Compartilhe
Alexandre Borges mantém um olhar questionador sobre sua profissão. Longe do glamour e das tradicionais afetações da profissão, o intérprete do simpático Aparício, de "Haja Coração'', revela que, a cada novo projeto, procura reconstruir a visão sobre seu trabalho. Mesmo com papéis de destaque e com um sólido status de galã na Globo, o ator carrega consigo as mesmas curiosidades e incertezas de quando iniciou sua trajetória. "Penso e raciocino bastante antes de um trabalho. Em todo personagem busco descobrir o que pode me acrescentar profissionalmente. Não quero me repetir.
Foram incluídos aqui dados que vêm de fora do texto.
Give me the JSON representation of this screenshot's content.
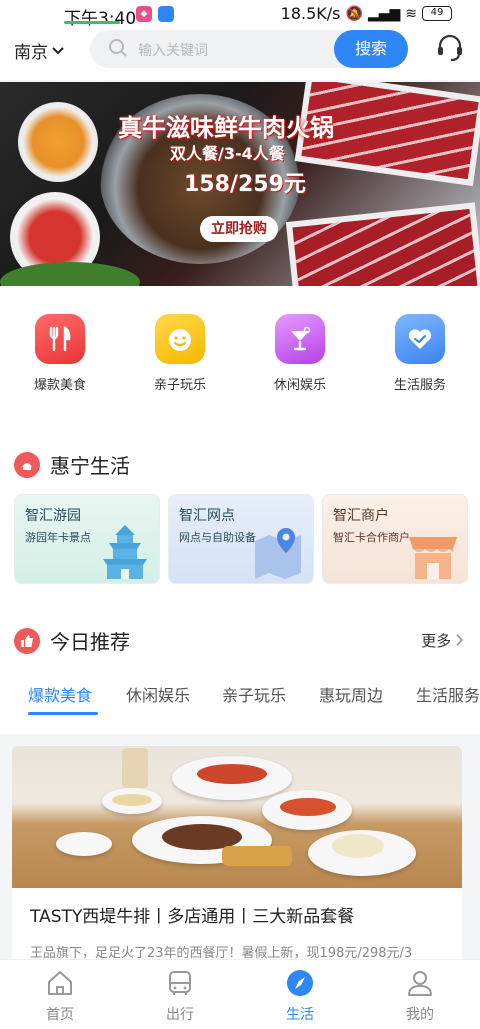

Nunca me acomodei em um rótulo de galã maduro ou grisalho (risos)'', afirma.
Natural de Santos, em São Paulo, Alexandre estreou na tevê em 1993, quando participou de "Guerra Sem Fim'', exibida pela extinta Rede Manchete. Desde seu primeiro trabalho na televisão, o ator sabia que nunca poderia se deixar cair na temida zona de conforto.
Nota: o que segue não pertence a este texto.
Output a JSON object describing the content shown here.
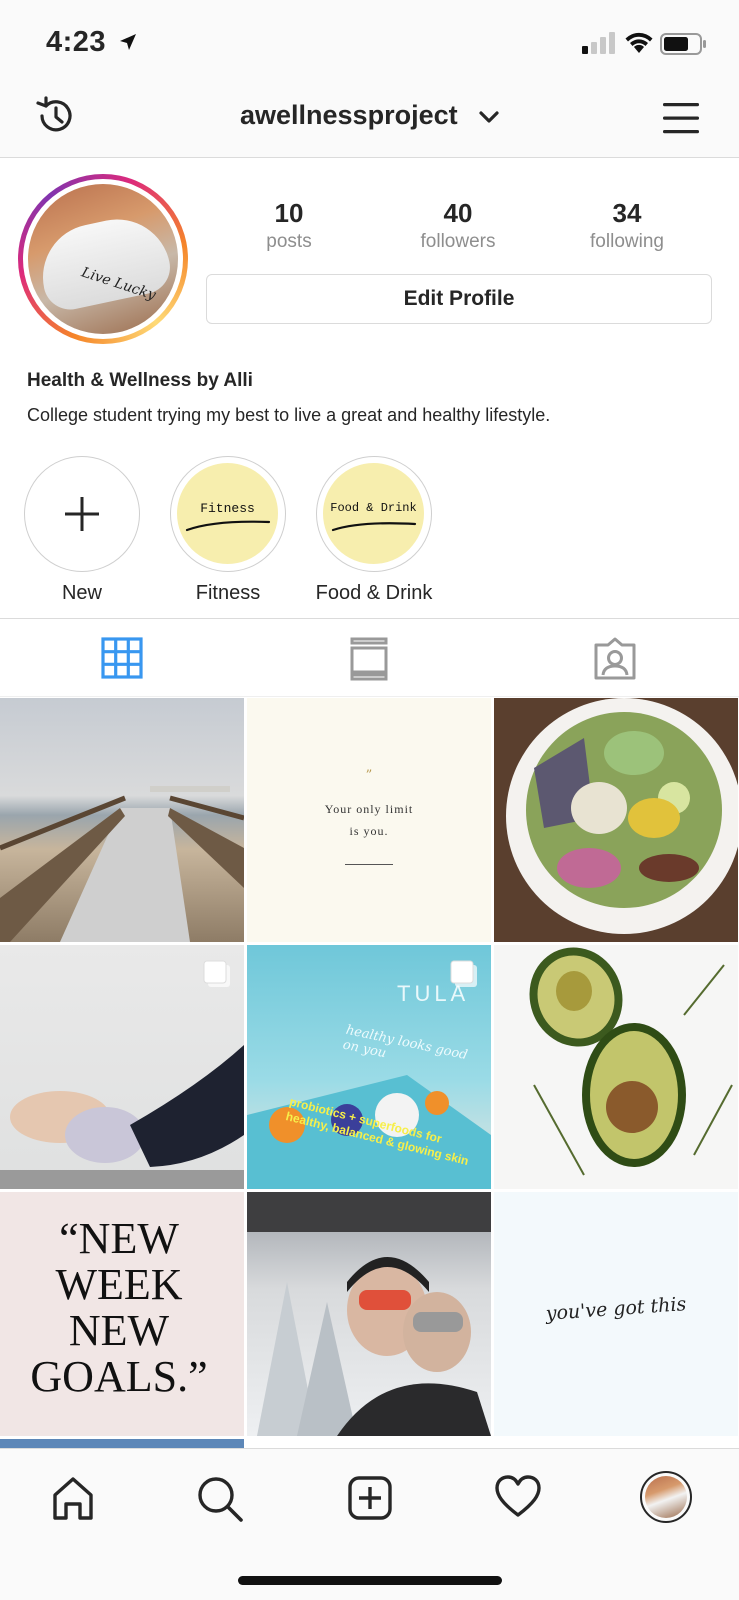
{
  "status_bar": {
    "time": "4:23"
  },
  "header": {
    "username": "awellnessproject"
  },
  "profile": {
    "avatar_cap_text": "Live Lucky",
    "stats": [
      {
        "value": "10",
        "label": "posts"
      },
      {
        "value": "40",
        "label": "followers"
      },
      {
        "value": "34",
        "label": "following"
      }
    ],
    "edit_button": "Edit Profile",
    "name": "Health & Wellness by Alli",
    "bio": "College student trying my best to live a great and healthy lifestyle."
  },
  "highlights": [
    {
      "label": "New",
      "cover_text": ""
    },
    {
      "label": "Fitness",
      "cover_text": "Fitness"
    },
    {
      "label": "Food & Drink",
      "cover_text": "Food & Drink"
    }
  ],
  "grid": {
    "quote_post": {
      "line1": "Your only limit",
      "line2": "is you."
    },
    "tula_post": {
      "brand": "TULA",
      "tagline": "healthy looks good on you",
      "line": "probiotics + superfoods for healthy, balanced & glowing skin"
    },
    "goals_post": {
      "line1": "“NEW",
      "line2": "WEEK",
      "line3": "NEW",
      "line4": "GOALS.”"
    },
    "gotthis_post": {
      "text": "you've got this"
    }
  },
  "colors": {
    "active_tab": "#3897f0",
    "muted": "#8e8e8e",
    "border": "#dbdbdb",
    "highlight_cover": "#f7eeae"
  }
}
Ao longo de seus anos no veículo, passou por tipos cômicos, românticos e misteriosos. No entanto, estão na comédia seus principais projetos, como o malandro Danilo, de "Laços de Família'', e o estilista Jacques Leclair, de "Ti-Ti-Ti''. "A única coisa que me importa sempre é fazer um bom trabalho. Não sou de ficar escolhendo projeto. Chego e tento me adaptar ao que me é apresentado'', ressalta.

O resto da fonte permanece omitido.